Politique

Boko Haram veut traiter les lycéennes enlevées en « otages », les vendre ou les marier de force

| Par Jeune Afrique
Captude d'écran d'une vidéo de décembre 2013, montrant un homme affirmant être Abubakar Shekau.

Captude d'écran d'une vidéo de décembre 2013, montrant un homme affirmant être Abubakar Shekau. © AFP

Dans une vidéo de 57 minutes obtenue par l’AFP, Abubakar Shekau, le leader du groupe islamiste Boko Haram, revendique l’enlèvement de 223 lycéennes nigérianes. Il promet de les traiter en esclaves, de les vendre ou de les marier de force.

Mis à jour le 08/05 à 10h50.

C’est une revendication qui fait du bruit. Non que des doutes subsistaient encore sur les auteurs du rapt de 276 lycéennes, le 14 avril dans leur établissement scolaire de Chibok (nord-est), dont 53 ont réussi à s’enfuir et 223 sont toujours en captivité, selon la police. Mais les mots employés par le leader du groupe islamiste Boko Haram ont choqué l’opinion alors même qu’une campagne internationale pour la libération des jeunes-filles bat son plein, y compris sur les réseaux sociaux, et que le président nigérian Goodluck Jonathan a publiquement demandé l’aide des États-Unis dans ce dossier.

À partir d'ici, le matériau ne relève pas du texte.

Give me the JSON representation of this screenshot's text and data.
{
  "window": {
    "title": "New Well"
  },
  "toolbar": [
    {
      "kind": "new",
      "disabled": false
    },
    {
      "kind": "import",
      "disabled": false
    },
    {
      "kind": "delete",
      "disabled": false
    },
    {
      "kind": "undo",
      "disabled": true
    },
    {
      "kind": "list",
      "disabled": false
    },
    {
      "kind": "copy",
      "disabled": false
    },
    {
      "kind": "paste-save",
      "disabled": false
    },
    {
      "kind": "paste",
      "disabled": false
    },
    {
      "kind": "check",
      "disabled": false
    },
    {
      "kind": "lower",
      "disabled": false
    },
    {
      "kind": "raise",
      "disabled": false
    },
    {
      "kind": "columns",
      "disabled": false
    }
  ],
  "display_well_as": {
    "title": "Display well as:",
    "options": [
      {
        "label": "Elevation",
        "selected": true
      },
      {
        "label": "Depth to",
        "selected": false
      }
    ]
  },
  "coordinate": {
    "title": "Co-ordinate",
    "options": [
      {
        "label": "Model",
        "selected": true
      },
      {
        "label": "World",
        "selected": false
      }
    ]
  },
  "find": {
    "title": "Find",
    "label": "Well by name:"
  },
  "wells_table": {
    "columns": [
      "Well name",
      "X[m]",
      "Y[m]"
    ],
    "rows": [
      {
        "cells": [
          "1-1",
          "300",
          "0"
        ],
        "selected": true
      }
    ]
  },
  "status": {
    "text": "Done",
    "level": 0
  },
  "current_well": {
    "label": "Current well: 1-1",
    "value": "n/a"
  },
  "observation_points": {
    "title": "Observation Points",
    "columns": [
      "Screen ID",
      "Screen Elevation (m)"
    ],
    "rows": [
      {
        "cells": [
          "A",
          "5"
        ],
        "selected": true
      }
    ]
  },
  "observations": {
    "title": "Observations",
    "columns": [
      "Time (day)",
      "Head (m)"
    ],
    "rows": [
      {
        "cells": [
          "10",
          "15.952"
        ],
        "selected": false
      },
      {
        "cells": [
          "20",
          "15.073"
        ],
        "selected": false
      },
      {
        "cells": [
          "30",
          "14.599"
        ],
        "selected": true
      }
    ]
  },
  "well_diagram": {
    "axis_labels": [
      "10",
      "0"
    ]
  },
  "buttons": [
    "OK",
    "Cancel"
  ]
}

"J’ai enlevé vos filles", a déclaré Abubakar Shekau dans une vidéo de 57 minutes. "Je vais les vendre sur le marché, au nom d’Allah", a-t-il poursuivi, confirmant à demi-mot des informations circulant sur le possible transfert des adolescentes au Tchad et au Cameroun voisins, où elles auraient été vendues pour 12 dollars chacune. "J’ai dit que l’éducation occidentale devait cesser. Les filles, vous devez quitter (l’école) et vous marier", a poursuivi Shekau, qui a précisé garder certaines d’entre elles comme esclaves.

Voir le sujet de l’émission 28 Minutes d’Arte, L’Expresso", de Thibaut Nolte, sur Abubakar Shekau :

Dans cette nouvelle vidéo, Shekau est habillé en treillis militaire. Il se tient debout devant un véhicule de transport blindé et deux pick-up sur lesquels sont installées des mitrailleuses. Six hommes armés se tiennent des deux côtés de Shekau, le visage dissimulé. Pendant les 14 premières minutes, Shekau, s’exprime en haoussa, en arabe et en anglais, critique la démocratie, l’éducation occidentale, et les ceux qui ne croient pas en l’Islam. L’image est floue, mais on aperçoit assez clairement son visage quand la caméra zoome sur son visage.